I guess, he just didn't see it her way.

"I'm sorry, Madame," the elderly man apologized earnestly, "but, I speak little English."

"No, no, you can't leave" Bulma pleaded, "They're holding me captive. Cap-tive."

"No choco-milk."

"No, cap-tive," Bulma attempted once more, "Kidnapped!"

"No choco-milk!"

"I don't want your damn `choco-milk'," she screeched in fury, "I want you to learn English. Come back and listen to me. Then, save me!"

The un-pleasant milkman simply turned away from her, walking with a crooked step towards his small automobile.
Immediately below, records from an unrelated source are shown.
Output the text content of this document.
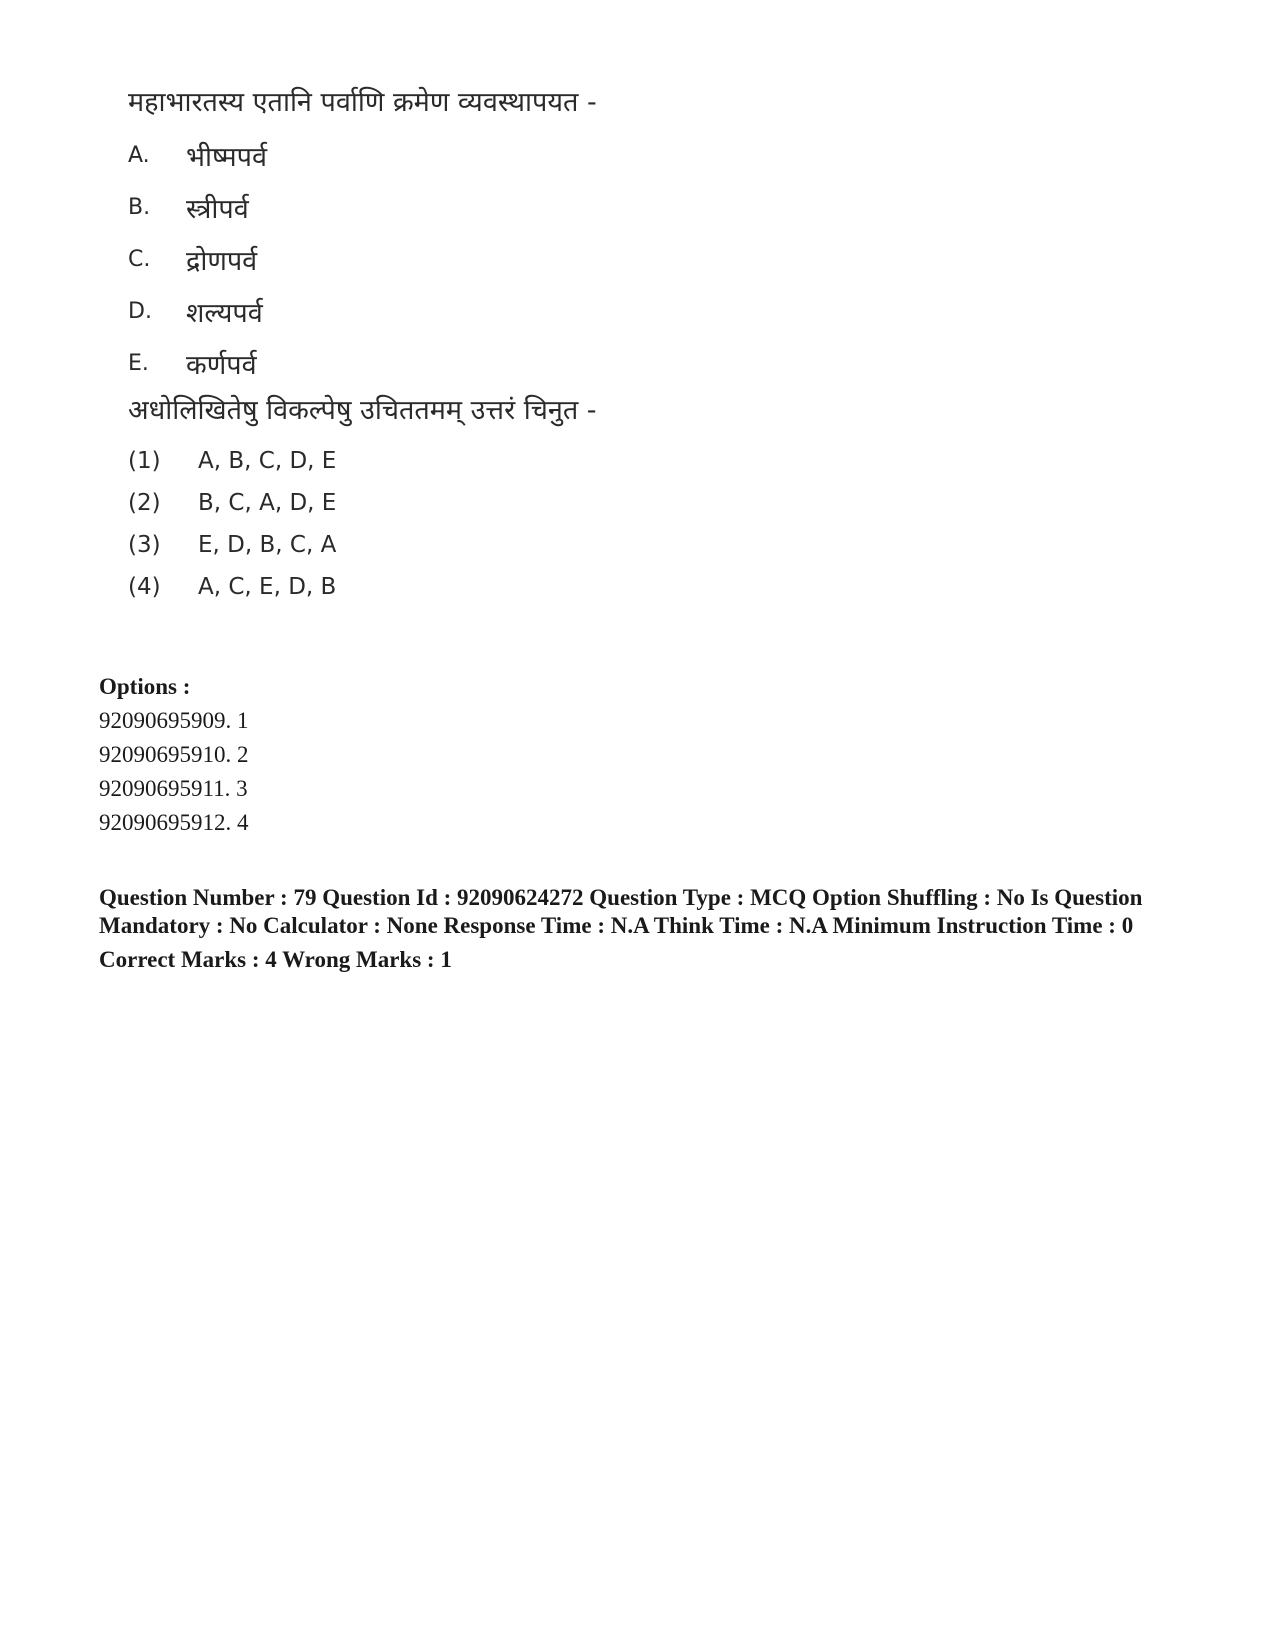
महाभारतस्य एतानि पर्वाणि क्रमेण व्यवस्थापयत -
A.	भीष्मपर्व
B.	स्त्रीपर्व
C.	द्रोणपर्व
D.	शल्यपर्व
E.	कर्णपर्व
अधोलिखितेषु विकल्पेषु उचिततमम् उत्तरं चिनुत -
(1)	A, B, C, D, E
(2)	B, C, A, D, E
(3)	E, D, B, C, A
(4)	A, C, E, D, B
Options :
92090695909. 1
92090695910. 2
92090695911. 3
92090695912. 4
Question Number : 79 Question Id : 92090624272 Question Type : MCQ Option Shuffling : No Is Question Mandatory : No Calculator : None Response Time : N.A Think Time : N.A Minimum Instruction Time : 0
Correct Marks : 4 Wrong Marks : 1
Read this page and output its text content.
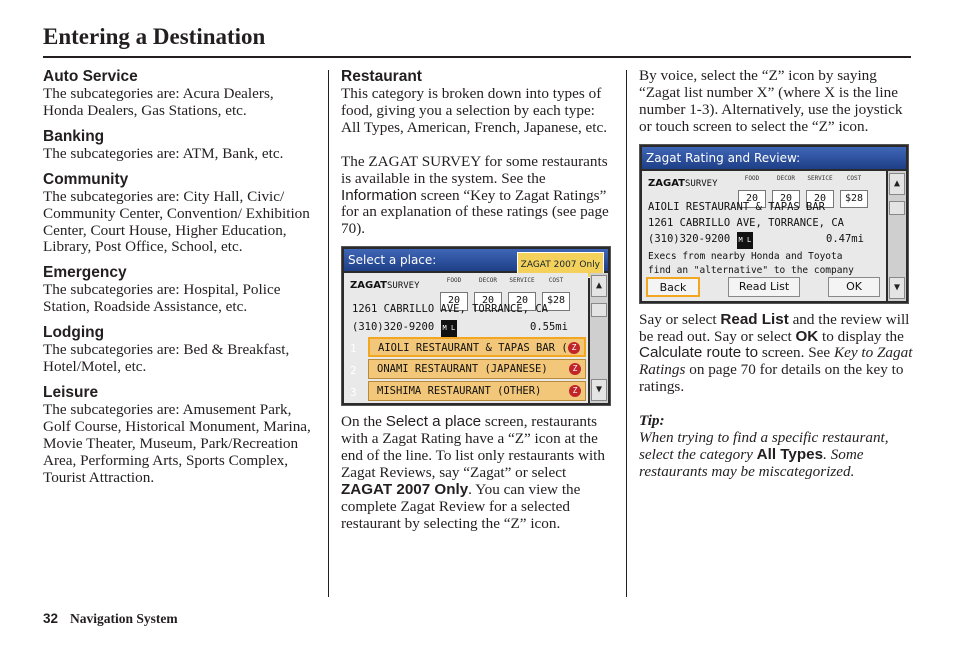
Entering a Destination
Auto Service
The subcategories are: Acura Dealers, Honda Dealers, Gas Stations, etc.
Banking
The subcategories are: ATM, Bank, etc.
Community
The subcategories are: City Hall, Civic/ Community Center, Convention/ Exhibition Center, Court House, Higher Education, Library, Post Office, School, etc.
Emergency
The subcategories are: Hospital, Police Station, Roadside Assistance, etc.
Lodging
The subcategories are: Bed & Breakfast, Hotel/Motel, etc.
Leisure
The subcategories are: Amusement Park, Golf Course, Historical Monument, Marina, Movie Theater, Museum, Park/Recreation Area, Performing Arts, Sports Complex, Tourist Attraction.
Restaurant
This category is broken down into types of food, giving you a selection by each type: All Types, American, French, Japanese, etc.
The ZAGAT SURVEY for some restaurants is available in the system. See the Information screen “Key to Zagat Ratings” for an explanation of these ratings (see page 70).
Select a place:	ZAGAT 2007 Only
ZAGATSURVEY
FOOD
20
DECOR
20
SERVICE
20
COST
$28
1261 CABRILLO AVE, TORRANCE, CA
(310)320-9200 M L	0.55mi
1	AIOLI RESTAURANT & TAPAS BAR ( Z
2	ONAMI RESTAURANT (JAPANESE)	Z
3	MISHIMA RESTAURANT (OTHER)	Z
▲
▼
On the Select a place screen, restaurants with a Zagat Rating have a “Z” icon at the end of the line. To list only restaurants with Zagat Reviews, say “Zagat” or select ZAGAT 2007 Only. You can view the complete Zagat Review for a selected restaurant by selecting the “Z” icon.
By voice, select the “Z” icon by saying “Zagat list number X” (where X is the line number 1-3). Alternatively, use the joystick or touch screen to select the “Z” icon.
Zagat Rating and Review:
ZAGATSURVEY
FOOD
20
DECOR
20
SERVICE
20
COST
$28
AIOLI RESTAURANT & TAPAS BAR
1261 CABRILLO AVE, TORRANCE, CA
(310)320-9200 M L	0.47mi
Execs from nearby Honda and Toyota
find an "alternative" to the company
Back	Read List	OK
▲
▼
Say or select Read List and the review will be read out. Say or select OK to display the Calculate route to screen. See Key to Zagat Ratings on page 70 for details on the key to ratings.
Tip:
When trying to find a specific restaurant, select the category All Types. Some restaurants may be miscategorized.
32 Navigation System
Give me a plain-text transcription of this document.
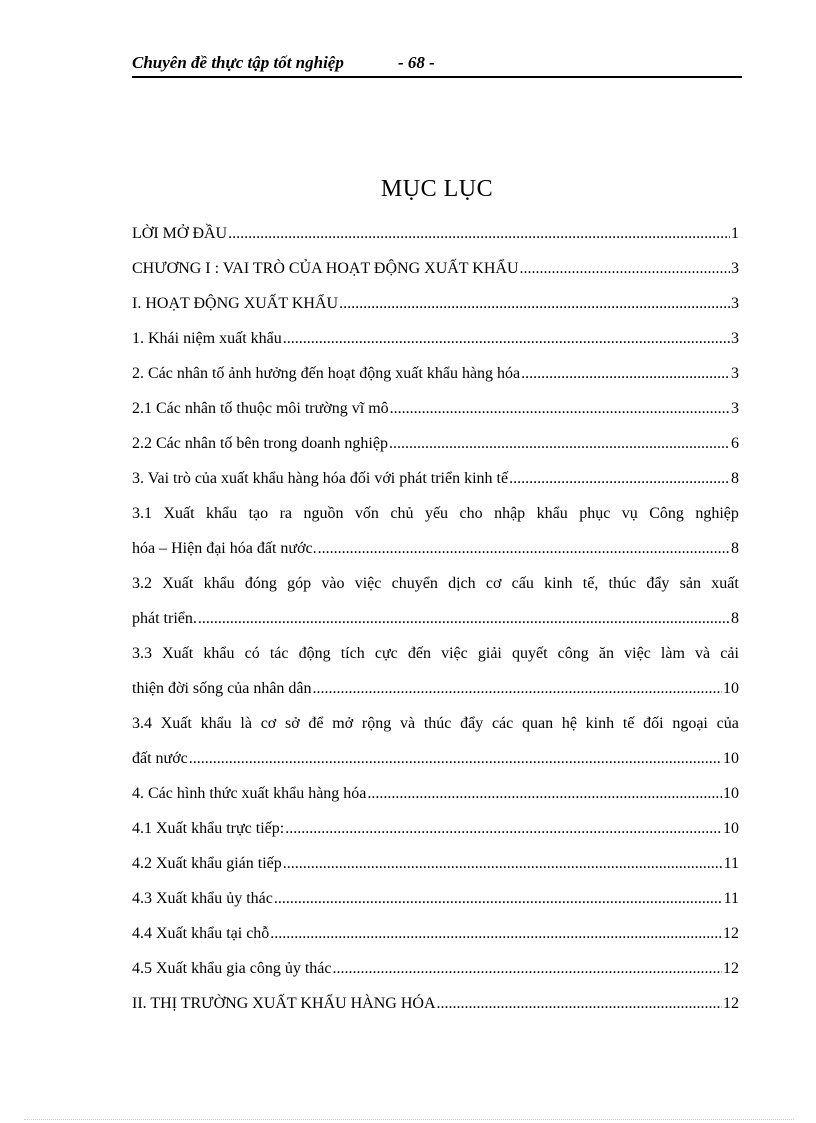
Chuyên đề thực tập tốt nghiệp	- 68 -
MỤC LỤC
LỜI MỞ ĐẦU .....	1
CHƯƠNG I : VAI TRÒ CỦA HOẠT ĐỘNG XUẤT KHẨU .....	3
I. HOẠT ĐỘNG XUẤT KHẨU .....	3
1. Khái niệm xuất khẩu .....	3
2. Các nhân tố ảnh hưởng đến hoạt động xuất khẩu hàng hóa .....	3
2.1 Các nhân tố thuộc môi trường vĩ mô .....	3
2.2 Các nhân tố bên trong doanh nghiệp .....	6
3. Vai trò của xuất khẩu hàng hóa đối với phát triển kinh tế .....	8
3.1 Xuất khẩu tạo ra nguồn vốn chủ yếu cho nhập khẩu phục vụ Công nghiệp
hóa – Hiện đại hóa đất nước. .....	8
3.2 Xuất khẩu đóng góp vào việc chuyển dịch cơ cấu kinh tế, thúc đẩy sản xuất
phát triển. .....	8
3.3 Xuất khẩu có tác động tích cực đến việc giải quyết công ăn việc làm và cải
thiện đời sống của nhân dân .....	10
3.4 Xuất khẩu là cơ sở để mở rộng và thúc đẩy các quan hệ kinh tế đối ngoại của
đất nước .....	10
4. Các hình thức xuất khẩu hàng hóa .....	10
4.1 Xuất khẩu trực tiếp: .....	10
4.2 Xuất khẩu gián tiếp .....	11
4.3 Xuất khẩu ủy thác .....	11
4.4 Xuất khẩu tại chỗ .....	12
4.5 Xuất khẩu gia công ủy thác .....	12
II. THỊ TRƯỜNG XUẤT KHẨU HÀNG HÓA .....	12
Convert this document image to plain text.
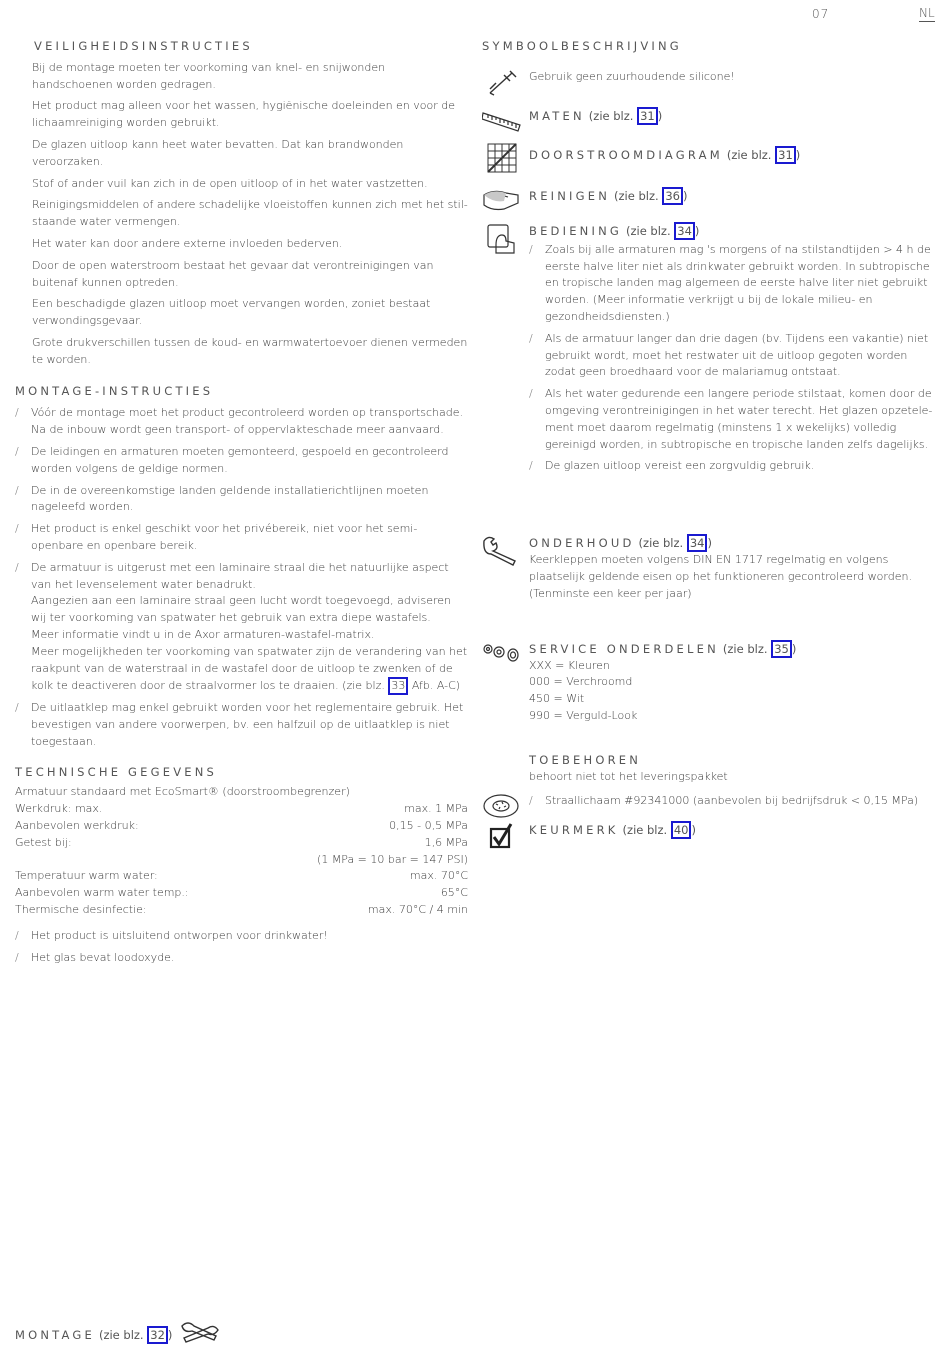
07	NL
VEILIGHEIDSINSTRUCTIES

Bij de montage moeten ter voorkoming van knel- en snijwonden handschoenen worden gedragen.

Het product mag alleen voor het wassen, hygiënische doeleinden en voor de lichaamreiniging worden gebruikt.

De glazen uitloop kann heet water bevatten. Dat kan brandwonden veroorzaken.

Stof of ander vuil kan zich in de open uitloop of in het water vastzetten.

Reinigingsmiddelen of andere schadelijke vloeistoffen kunnen zich met het stilstaande water vermengen.

Het water kan door andere externe invloeden bederven.

Door de open waterstroom bestaat het gevaar dat verontreinigingen van buitenaf kunnen optreden.

Een beschadigde glazen uitloop moet vervangen worden, zoniet bestaat verwondingsgevaar.

Grote drukverschillen tussen de koud- en warmwatertoevoer dienen vermeden te worden.

MONTAGE-INSTRUCTIES
/ Vóór de montage moet het product gecontroleerd worden op transportschade. Na de inbouw wordt geen transport- of oppervlakteschade meer aanvaard.
/ De leidingen en armaturen moeten gemonteerd, gespoeld en gecontroleerd worden volgens de geldige normen.
/ De in de overeenkomstige landen geldende installatierichtlijnen moeten nageleefd worden.
/ Het product is enkel geschikt voor het privébereik, niet voor het semi-openbare en openbare bereik.
/ De armatuur is uitgerust met een laminaire straal die het natuurlijke aspect van het levenselement water benadrukt.
Aangezien aan een laminaire straal geen lucht wordt toegevoegd, adviseren wij ter voorkoming van spatwater het gebruik van extra diepe wastafels.
Meer informatie vindt u in de Axor armaturen-wastafel-matrix.
Meer mogelijkheden ter voorkoming van spatwater zijn de verandering van het raakpunt van de waterstraal in de wastafel door de uitloop te zwenken of de kolk te deactiveren door de straalvormer los te draaien. (zie blz. 33 Afb. A-C)
/ De uitlaatklep mag enkel gebruikt worden voor het reglementaire gebruik. Het bevestigen van andere voorwerpen, bv. een halfzuil op de uitlaatklep is niet toegestaan.
TECHNISCHE GEGEVENS
Armatuur standaard met EcoSmart® (doorstroombegrenzer)
Werkdruk: max.	max. 1 MPa
Aanbevolen werkdruk:	0,15 - 0,5 MPa
Getest bij:	1,6 MPa
(1 MPa = 10 bar = 147 PSI)
Temperatuur warm water:	max. 70°C
Aanbevolen warm water temp.:	65°C
Thermische desinfectie:	max. 70°C / 4 min
/ Het product is uitsluitend ontworpen voor drinkwater!
/ Het glas bevat loodoxyde.
SYMBOOLBESCHRIJVING
Gebruik geen zuurhoudende silicone!
MATEN (zie blz. 31 )
DOORSTROOMDIAGRAM (zie blz. 31 )
REINIGEN (zie blz. 36 )
BEDIENING (zie blz. 34 )
/ Zoals bij alle armaturen mag 's morgens of na stilstandtijden > 4 h de eerste halve liter niet als drinkwater gebruikt worden. In subtropische en tropische landen mag algemeen de eerste halve liter niet gebruikt worden. (Meer informatie verkrijgt u bij de lokale milieu- en gezondheidsdiensten.)
/ Als de armatuur langer dan drie dagen (bv. Tijdens een vakantie) niet gebruikt wordt, moet het restwater uit de uitloop gegoten worden zodat geen broedhaard voor de malariamug ontstaat.
/ Als het water gedurende een langere periode stilstaat, komen door de omgeving verontreinigingen in het water terecht. Het glazen opzetelement moet daarom regelmatig (minstens 1 x wekelijks) volledig gereinigd worden, in subtropische en tropische landen zelfs dagelijks.
/ De glazen uitloop vereist een zorgvuldig gebruik.
ONDERHOUD (zie blz. 34 )
Keerkleppen moeten volgens DIN EN 1717 regelmatig en volgens plaatselijk geldende eisen op het funktioneren gecontroleerd worden. (Tenminste een keer per jaar)
SERVICE ONDERDELEN (zie blz. 35 )
XXX = Kleuren
000 = Verchroomd
450 = Wit
990 = Verguld-Look
TOEBEHOREN
behoort niet tot het leveringspakket
/ Straallichaam #92341000 (aanbevolen bij bedrijfsdruk < 0,15 MPa)
KEURMERK (zie blz. 40 )
MONTAGE (zie blz. 32 )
Without sparing a back-glance, the man started his age-withered car and made his way out of her sight.

But that didn't mean to say she hadn't seen the quick turn he made to the front of the estate.

With an agitated gasp, Bulma pulled herself back through the window and rushed to greet the old bastard at the front door. Her high heeled shoes proved to be a real nuisance as she tried to make record time down the steps of the staircase, but after tripping several times, they appeared to be a risk to her welfare. So, she sent them on their way in front of her, throwing them down the staircase, where they, in turn, tumbled all the way to the greeting hall. Precisely where she intended to be.

Obviously, she wasn't the only one with that thought in mind.